Material U.S. Federal Income Tax Consequences of Stock Options
The following discussion of the principal U.S. federal income tax consequences with respect to options under the 2004 Plan is based on statutory authority and judicial and administrative interpretations as of the date of this proxy statement, which are subject to change at any time (possibly with retroactive effect) and may vary in individual circumstances. Therefore, the following is designed to provide a general understanding of the federal income tax consequences (state, local and other tax consequences are not addressed below). This discussion is limited to the U.S. federal income tax consequences to individuals who are citizens or residents of the U.S., other than those individuals who are taxed on a residence basis in a foreign country. The U.S. federal income tax law is technical and complex and the discussion below represents only a general summary.
The following summary is included herein for general information only and does not purport to address all the tax considerations that may be relevant.
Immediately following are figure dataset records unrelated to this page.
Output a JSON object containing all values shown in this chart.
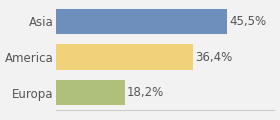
{
  "categories": [
    "Asia",
    "America",
    "Europa"
  ],
  "values": [
    45.5,
    36.4,
    18.2
  ],
  "labels": [
    "45,5%",
    "36,4%",
    "18,2%"
  ],
  "bar_colors": [
    "#6e8fbc",
    "#efd27a",
    "#afc07a"
  ],
  "background_color": "#f2f2f2",
  "xlim": [
    0,
    58
  ],
  "bar_height": 0.72,
  "label_fontsize": 8.5,
  "tick_fontsize": 8.5
}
Each recipient of a grant is urged to consult his or her own tax advisor as to the specific tax consequences to such recipient of the grant and the disposition of common stock.
Stock Options. In general, an optionee will recognize no taxable income upon the grant of a non-qualified stock option and the Company will not receive a deduction at the time of such grant. Upon exercise of a non-qualified stock option, an optionee generally will recognize ordinary income in an
amount equal to the excess of the fair market value of the common stock on the date of exercise over the exercise price. Upon a subsequent sale of the common stock by the optionee, the optionee will recognize short-term or long-term capital gain or loss, depending upon his holding period for the common stock. Subject to the limitations of Section 162(m) of the Code and Section 280G of the Code (as described below), the Company will generally be allowed a deduction equal to the amount recognized by the optionee as ordinary income.
Section 162(m) of the Code. Section 162(m) of the Code denies a deduction to any publicly held corporation for compensation paid to certain covered employees in its taxable year to the extent that such compensation exceeds $1,000,000 and is not performance-based compensation. Covered employees are a companys chief executive officer on the last day of the taxable year and the three other most highly paid executive officers (other than the chief financial officer) whose compensation is required to be reported to stockholders in its proxy statement under the Exchange Act. Compensation paid to covered employees as a result of the exercise of non-qualified stock options granted in accordance with the terms of the 2004 Plan are intended to be performance-based compensation enabling the Company to receive a deduction for the full amount of such compensation without regard to the $1,000,000 cap.
Parachute Payments. In the event that the payment of any award under the 2004 Plan is accelerated because of a change in ownership (as defined in Code Section 280G(b)(2)) and such payment of an award, either alone or together with any other payments made to the participant, constitutes parachute payments under Section 280G of the Code, then, subject to certain exceptions, a portion of such payments would be nondeductible to the Company and the participant would be subject to a 20% excise tax on such portion.
THE AFFIRMATIVE VOTE OF THE HOLDERS OF A MAJORITY OF THE VOTES CAST BY OUR SHAREHOLDERS IN PERSON OR REPRESENTED BY PROXY AND ENTITLED TO VOTE ON THE RE-APPROVAL OF THE PERFORMANCE GOALS UNDER THE 2004 PLAN AT THE ANNUAL MEETING IS REQUIRED TO RE-APPROVE SUCH GOALS.